Minnesota’s budget faces numerous long-term risks, spending reform can’t wait
As discussions on what to do about the state budget deficit continue at the legislature, American Experiment urges no tax hikes.
As our research has noted, not only does Minnesota face a potential $6 billion budget deficit in the 2028-29 biennium, but spending is expected to exceed collected revenues every year between 2024 and 2029. Minnesota’s budget woes are structural and, therefore, require substantial spending reform, particularly in fast-growing social welfare programs.
Even more concerning, these budget challenges are unlikely to end in 2029. Minnesota faces several long-term risks that could further strain state finances in the years ahead, making reform even more urgent. These include an aging population, mounting federal debt, and rising healthcare costs, among others.
The following is a closer look at those long-term budget risks.
Aging population
Minnesota’s population like that of most of the developed world, is aging. As birth rates continue to decline, the elderly will continue to make up an increasing share of the population.
An aging population:
will likely require increased spending on programs targeting the elderly, such as long-term care Services.
At the same time, however, this will mean:
a stagnant or declining workforce, resulting in a smaller tax base to support increased government spending.
Estimates from the Minnesota State Demographics Center show that:
by 2050, residents aged 65 and older will outnumber children under 14. Additionally, the ratio of workers to retirees will reach 3.4, down from 4 in 2020.

This escalating strain on state resources, if not contained, could translate into ongoing deficits.
Potential federal spending cuts
Federal funds are a substantial and growing share of Minnesota’s spending. While federal funds accounted for 24 percent of revenues and 27 percent of spending in the 2014-15 biennium, those figures grew to 35 percent and 33 percent, respectively, in the 2024-25 biennium.
Table: Federal Share of Minnesota Revenues and Spending

Potential federal spending cuts will, thereby, create a hole in the state budget, which without spending cuts, will require increased state revenues.
A slowing economy
Since 2014, Minnesota’s economy has lagged behind most of the nation. While in 2014, Minnesota’ per capita GDP was $4,700 above the national average, that gap shrank to less than $500 in 2023. As of last year, Minnesota’s GDP advantage has disappeared, owing to the state’s sluggish economic performance.
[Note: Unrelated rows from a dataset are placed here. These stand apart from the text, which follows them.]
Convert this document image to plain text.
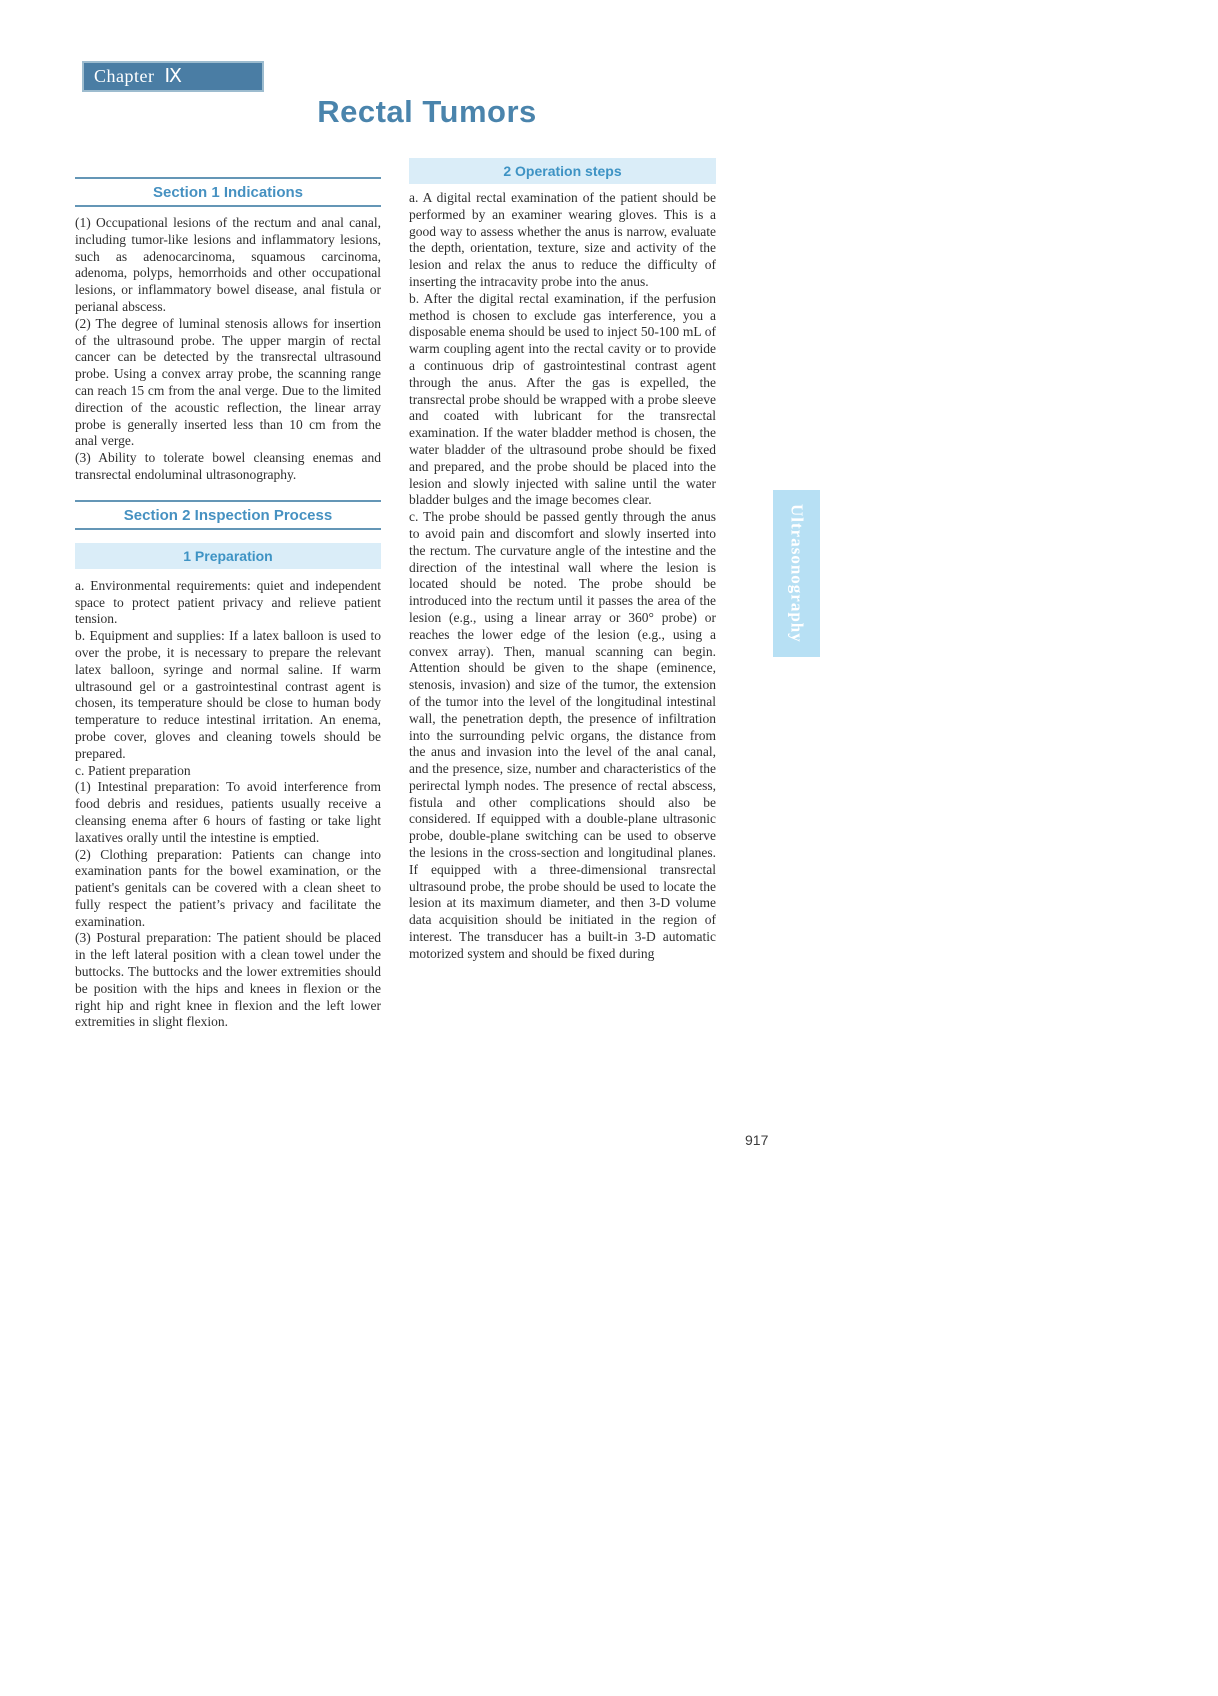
Chapter Ⅸ
Rectal Tumors
Section 1 Indications

(1) Occupational lesions of the rectum and anal canal, including tumor-like lesions and inflammatory lesions, such as adenocarcinoma, squamous carcinoma, adenoma, polyps, hemorrhoids and other occupational lesions, or inflammatory bowel disease, anal fistula or perianal abscess.

(2) The degree of luminal stenosis allows for insertion of the ultrasound probe. The upper margin of rectal cancer can be detected by the transrectal ultrasound probe. Using a convex array probe, the scanning range can reach 15 cm from the anal verge. Due to the limited direction of the acoustic reflection, the linear array probe is generally inserted less than 10 cm from the anal verge.

(3) Ability to tolerate bowel cleansing enemas and transrectal endoluminal ultrasonography.

Section 2 Inspection Process
1 Preparation

a. Environmental requirements: quiet and independent space to protect patient privacy and relieve patient tension.

b. Equipment and supplies: If a latex balloon is used to over the probe, it is necessary to prepare the relevant latex balloon, syringe and normal saline. If warm ultrasound gel or a gastrointestinal contrast agent is chosen, its temperature should be close to human body temperature to reduce intestinal irritation. An enema, probe cover, gloves and cleaning towels should be prepared.

c. Patient preparation

(1) Intestinal preparation: To avoid interference from food debris and residues, patients usually receive a cleansing enema after 6 hours of fasting or take light laxatives orally until the intestine is emptied.

(2) Clothing preparation: Patients can change into examination pants for the bowel examination, or the patient's genitals can be covered with a clean sheet to fully respect the patient’s privacy and facilitate the examination.

(3) Postural preparation: The patient should be placed in the left lateral position with a clean towel under the buttocks. The buttocks and the lower extremities should be position with the hips and knees in flexion or the right hip and right knee in flexion and the left lower extremities in slight flexion.

2 Operation steps

a. A digital rectal examination of the patient should be performed by an examiner wearing gloves. This is a good way to assess whether the anus is narrow, evaluate the depth, orientation, texture, size and activity of the lesion and relax the anus to reduce the difficulty of inserting the intracavity probe into the anus.

b. After the digital rectal examination, if the perfusion method is chosen to exclude gas interference, you a disposable enema should be used to inject 50-100 mL of warm coupling agent into the rectal cavity or to provide a continuous drip of gastrointestinal contrast agent through the anus. After the gas is expelled, the transrectal probe should be wrapped with a probe sleeve and coated with lubricant for the transrectal examination. If the water bladder method is chosen, the water bladder of the ultrasound probe should be fixed and prepared, and the probe should be placed into the lesion and slowly injected with saline until the water bladder bulges and the image becomes clear.

c. The probe should be passed gently through the anus to avoid pain and discomfort and slowly inserted into the rectum. The curvature angle of the intestine and the direction of the intestinal wall where the lesion is located should be noted. The probe should be introduced into the rectum until it passes the area of the lesion (e.g., using a linear array or 360° probe) or reaches the lower edge of the lesion (e.g., using a convex array). Then, manual scanning can begin. Attention should be given to the shape (eminence, stenosis, invasion) and size of the tumor, the extension of the tumor into the level of the longitudinal intestinal wall, the penetration depth, the presence of infiltration into the surrounding pelvic organs, the distance from the anus and invasion into the level of the anal canal, and the presence, size, number and characteristics of the perirectal lymph nodes. The presence of rectal abscess, fistula and other complications should also be considered. If equipped with a double-plane ultrasonic probe, double-plane switching can be used to observe the lesions in the cross-section and longitudinal planes. If equipped with a three-dimensional transrectal ultrasound probe, the probe should be used to locate the lesion at its maximum diameter, and then 3-D volume data acquisition should be initiated in the region of interest. The transducer has a built-in 3-D automatic motorized system and should be fixed during

Ultrasonography
917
This trend could worsen, especially if Minnesota continues to lose people and businesses to low-tax states. Policy uncertainty at the federal level adds another risk to the state economy and could depress revenues further.
Rising healthcare prices
Healthcare prices usually tend to rise faster than general price inflation. Between 2000 and 2022, for instance, prices for medical care more than doubled, growing by 110 percent. On the other hand, general price levels grew by 70 percent.

With a large and increasing share of the state budget dedicated to expensive public healthcare programs, spending is all but guaranteed to grow as healthcare prices rise.
Spending reform can’t wait
Minnesota’s budget woes are structural and likely to persist due to shifting demographics and other risks. Containing the state’s growing budget, therefore, will require meaningful spending reform, particularly in fast-expanding programs like Medical Assistance (MA).
Raising taxes will increase costs for Minnesotans without addressing the root drivers of spending growth and could further weaken the state’s economic outlook.